62.—DE Mme DE SÉVIGNÉ A Mme DE GRIGNAN.
Aux Rochers, mercredi 19 août 1671.
Vous me dites fort plaisamment l'état où vous met mon papier parfumé: ceux qui vous voient lire mes lettres croient que je vous apprends que je suis morte, et ne se figurent point que ce soit une moindre nouvelle. Il s'en faut peu que je ne me corrige de la manière que vous l'avez imaginé; j'irai toujours dans les excès pour ce qui sera bon, et qui dépendra de moi. J'avais déjà pensé que mon papier pourrait vous faire mal, mais ce n'était qu'au mois de novembre que j'avais résolu d'en changer; je commence dès aujourd'hui, et vous n'avez plus à vous défendre que de la puanteur.
Vous avez une assez bonne quantité de Grignans: Dieu vous délivre de la tante[180]! elle m'incommode d'ici. Les manches du chevalier font un bel effet à table: quoiqu'elles entraînent tout, je doute qu'elles m'entraînent aussi; quelque faiblesse que j'aie pour les modes, j'ai une grande aversion pour cette saleté. Il y aurait de quoi en faire une belle provision à Vitré; je n'ai jamais vu une si grande chère; nulle table à la cour ne peut être comparée à la moindre des douze ou quinze qui y sont; aussi est-ce pour nourrir trois cents personnes qui n'ont que cette ressource pour manger. Je partis lundi de cette bonne ville, après avoir fait vos compliments à madame de Chaulnes et à mademoiselle de Murinais, qui a quelque chose dans l'esprit et dans l'humeur qui vous serait très-agréable; on ne peut jamais ni mieux les recevoir ni mieux les rendre. Toute la Bretagne était ivre ce jour-là; nous avions dîné à part. Quarante gentilshommes avaient dîné en bas, et avaient bu chacun quarante santés: celle du roi avait été la première, et tous les verres cassés après l'avoir bue; le prétexte était une joie et une reconnaissance extrême de cent mille écus que le roi a donnés à la province sur le présent qu'on lui a fait, voulant récompenser, par cet effet de sa libéralité, la bonne grâce qu'on a eue à lui obéir. Ce n'est donc plus que deux millions deux cent mille livres, au lieu de cinq cents. Le roi a écrit de sa propre main des bontés infinies pour sa bonne province de Bretagne: le gouverneur a lu la lettre aux états, et la copie en a été enregistrée: il s'est élevé jusqu'au ciel un cri de vive le roi! et tout de suite on s'est mis à boire, mais boire, Dieu sait. M. de Chaulnes n'a pas oublié la gouvernante de Provence; et un Breton ayant voulu vous nommer, et sachant mal votre nom, s'est levé, et a dit tout haut: C'est donc à la santé de madame de Carignan. Cette sottise a fait rire MM. de Chaulnes et d'Harouïs jusqu'aux larmes: les Bretons ont continué, croyant bien dire; et vous ne serez plus d'ici à huit jours que madame de Carignan; quelques-uns disent la comtesse de Carignan: voilà en quel état j'ai laissé les choses.

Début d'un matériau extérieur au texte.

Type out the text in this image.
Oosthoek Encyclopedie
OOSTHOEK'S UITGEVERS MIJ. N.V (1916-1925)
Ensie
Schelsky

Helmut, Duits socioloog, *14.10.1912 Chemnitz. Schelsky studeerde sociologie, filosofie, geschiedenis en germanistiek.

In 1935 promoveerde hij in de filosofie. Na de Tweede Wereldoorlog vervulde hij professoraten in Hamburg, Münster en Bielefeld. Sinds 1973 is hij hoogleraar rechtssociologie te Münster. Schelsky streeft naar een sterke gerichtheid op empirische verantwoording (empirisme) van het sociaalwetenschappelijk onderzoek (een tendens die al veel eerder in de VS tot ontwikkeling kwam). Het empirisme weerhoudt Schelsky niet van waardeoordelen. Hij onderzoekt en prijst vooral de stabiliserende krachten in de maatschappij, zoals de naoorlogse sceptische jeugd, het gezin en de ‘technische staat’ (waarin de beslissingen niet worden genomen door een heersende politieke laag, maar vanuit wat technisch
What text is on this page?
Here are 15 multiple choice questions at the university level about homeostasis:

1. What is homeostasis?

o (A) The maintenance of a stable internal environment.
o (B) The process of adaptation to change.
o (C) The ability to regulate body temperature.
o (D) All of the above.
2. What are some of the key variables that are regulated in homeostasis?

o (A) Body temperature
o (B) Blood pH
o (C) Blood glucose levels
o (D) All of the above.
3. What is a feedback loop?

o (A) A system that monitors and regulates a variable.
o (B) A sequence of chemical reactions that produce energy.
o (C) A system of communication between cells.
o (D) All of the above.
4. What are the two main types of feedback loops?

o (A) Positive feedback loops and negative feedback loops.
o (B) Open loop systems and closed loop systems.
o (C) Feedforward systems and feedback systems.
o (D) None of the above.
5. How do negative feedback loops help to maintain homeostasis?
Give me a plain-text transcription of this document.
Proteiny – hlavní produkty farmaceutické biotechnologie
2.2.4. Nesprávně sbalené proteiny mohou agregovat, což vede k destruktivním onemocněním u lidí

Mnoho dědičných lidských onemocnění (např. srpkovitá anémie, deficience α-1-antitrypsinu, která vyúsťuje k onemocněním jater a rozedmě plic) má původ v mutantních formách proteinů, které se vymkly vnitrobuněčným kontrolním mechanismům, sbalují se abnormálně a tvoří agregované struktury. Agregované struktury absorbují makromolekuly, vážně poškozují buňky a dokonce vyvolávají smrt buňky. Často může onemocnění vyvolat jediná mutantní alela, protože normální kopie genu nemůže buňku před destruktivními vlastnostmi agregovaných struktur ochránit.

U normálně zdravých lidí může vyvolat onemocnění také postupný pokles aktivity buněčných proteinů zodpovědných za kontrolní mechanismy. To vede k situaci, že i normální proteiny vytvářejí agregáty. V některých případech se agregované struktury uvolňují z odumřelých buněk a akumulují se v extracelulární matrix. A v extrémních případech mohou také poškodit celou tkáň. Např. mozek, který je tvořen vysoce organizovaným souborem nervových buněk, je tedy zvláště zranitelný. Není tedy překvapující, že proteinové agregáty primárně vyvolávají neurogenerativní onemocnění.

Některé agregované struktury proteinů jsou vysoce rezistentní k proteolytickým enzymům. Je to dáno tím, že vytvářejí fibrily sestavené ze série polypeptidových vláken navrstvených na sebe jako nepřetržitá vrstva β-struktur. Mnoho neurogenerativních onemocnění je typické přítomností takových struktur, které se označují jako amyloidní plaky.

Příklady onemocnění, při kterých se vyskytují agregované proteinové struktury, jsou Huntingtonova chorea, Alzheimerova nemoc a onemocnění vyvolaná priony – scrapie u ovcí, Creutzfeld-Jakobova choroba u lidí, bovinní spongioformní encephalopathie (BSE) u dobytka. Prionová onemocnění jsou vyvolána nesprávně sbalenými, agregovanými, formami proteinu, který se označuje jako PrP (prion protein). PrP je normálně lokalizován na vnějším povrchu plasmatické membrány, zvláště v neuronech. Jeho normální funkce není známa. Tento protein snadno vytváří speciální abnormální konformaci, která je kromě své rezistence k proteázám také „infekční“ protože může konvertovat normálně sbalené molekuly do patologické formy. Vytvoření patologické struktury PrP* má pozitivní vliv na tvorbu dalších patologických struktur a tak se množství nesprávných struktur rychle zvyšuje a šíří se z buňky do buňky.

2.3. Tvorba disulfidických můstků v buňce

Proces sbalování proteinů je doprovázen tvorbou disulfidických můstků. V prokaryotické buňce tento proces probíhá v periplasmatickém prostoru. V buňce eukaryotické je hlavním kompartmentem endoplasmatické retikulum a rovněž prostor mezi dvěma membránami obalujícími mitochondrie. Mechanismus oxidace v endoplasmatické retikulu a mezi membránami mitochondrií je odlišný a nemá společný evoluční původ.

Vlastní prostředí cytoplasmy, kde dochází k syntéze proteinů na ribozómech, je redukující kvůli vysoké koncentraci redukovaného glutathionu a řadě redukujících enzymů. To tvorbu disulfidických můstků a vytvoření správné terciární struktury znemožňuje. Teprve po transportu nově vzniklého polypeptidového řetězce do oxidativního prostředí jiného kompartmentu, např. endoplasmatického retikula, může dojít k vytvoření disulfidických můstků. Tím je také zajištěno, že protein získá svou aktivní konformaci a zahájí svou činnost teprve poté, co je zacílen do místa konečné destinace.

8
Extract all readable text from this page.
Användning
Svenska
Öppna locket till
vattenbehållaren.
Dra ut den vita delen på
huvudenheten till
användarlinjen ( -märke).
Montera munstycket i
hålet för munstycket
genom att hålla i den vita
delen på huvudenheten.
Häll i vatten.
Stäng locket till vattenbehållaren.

J'ai fait voir à Pomenars ce que vous dites de lui; il en est ravi, il veut vous écrire; et en attendant je vous assure qu'il est si hardi et si effronté, que tous les jours du monde il fait quitter la place au premier président, dont il est ennemi, aussi bien que du procureur général. Madame de Coëtquen[181] venait de recevoir la nouvelle de la mort de sa petite fille; elle s'était évanouie; elle en est très-affligée, et dit que jamais elle n'en aura une si jolie: mais son mari est inconsolable; il revient de Paris, après s'être accommodé avec le Bordage. C'était la plus grande affaire du monde, il a donné tous ses ressentiments à M. de Turenne: vous ne vous en souciez guère; mais cela se trouve au bout de ma plume. Il y avait dimanche un bal qui fut joli: nous y vîmes une basse Brette qu'on nous avait assuré qui levait la paille: ma foi, elle était ridicule, et faisait des haut-le-corps qui nous faisaient éclater de rire; mais il y avait d'autres danseuses et des danseurs qui nous ravissaient. Si vous me demandez comment je me trouve des Rochers après tout ce bruit, je vous dirai que j'y suis transportée de joie; j'y serai pour le moins huit jours, quelque façon qu'on me fasse pour me faire retourner, j'ai un besoin de repos qui ne se peut dire, j'ai besoin de dormir, j'ai besoin de manger, car je meurs de faim à ces festins; j'ai besoin de me rafraîchir, j'ai besoin de me taire; tout le monde m'attaquait, et mon poumon était usé. Enfin, ma chère enfant, j'ai retrouvé mon abbé, ma Mousse, ma chienne, mon mail, Pilois, mes maçons; tout cela m'est uniquement bon, en l'état où je suis: quand je commencerai à m'ennuyer, je m'en retournerai. Il y a des gens qui ont de l'esprit dans cette immensité de Bretons, et il y en a qui sont dignes de me parler de vous.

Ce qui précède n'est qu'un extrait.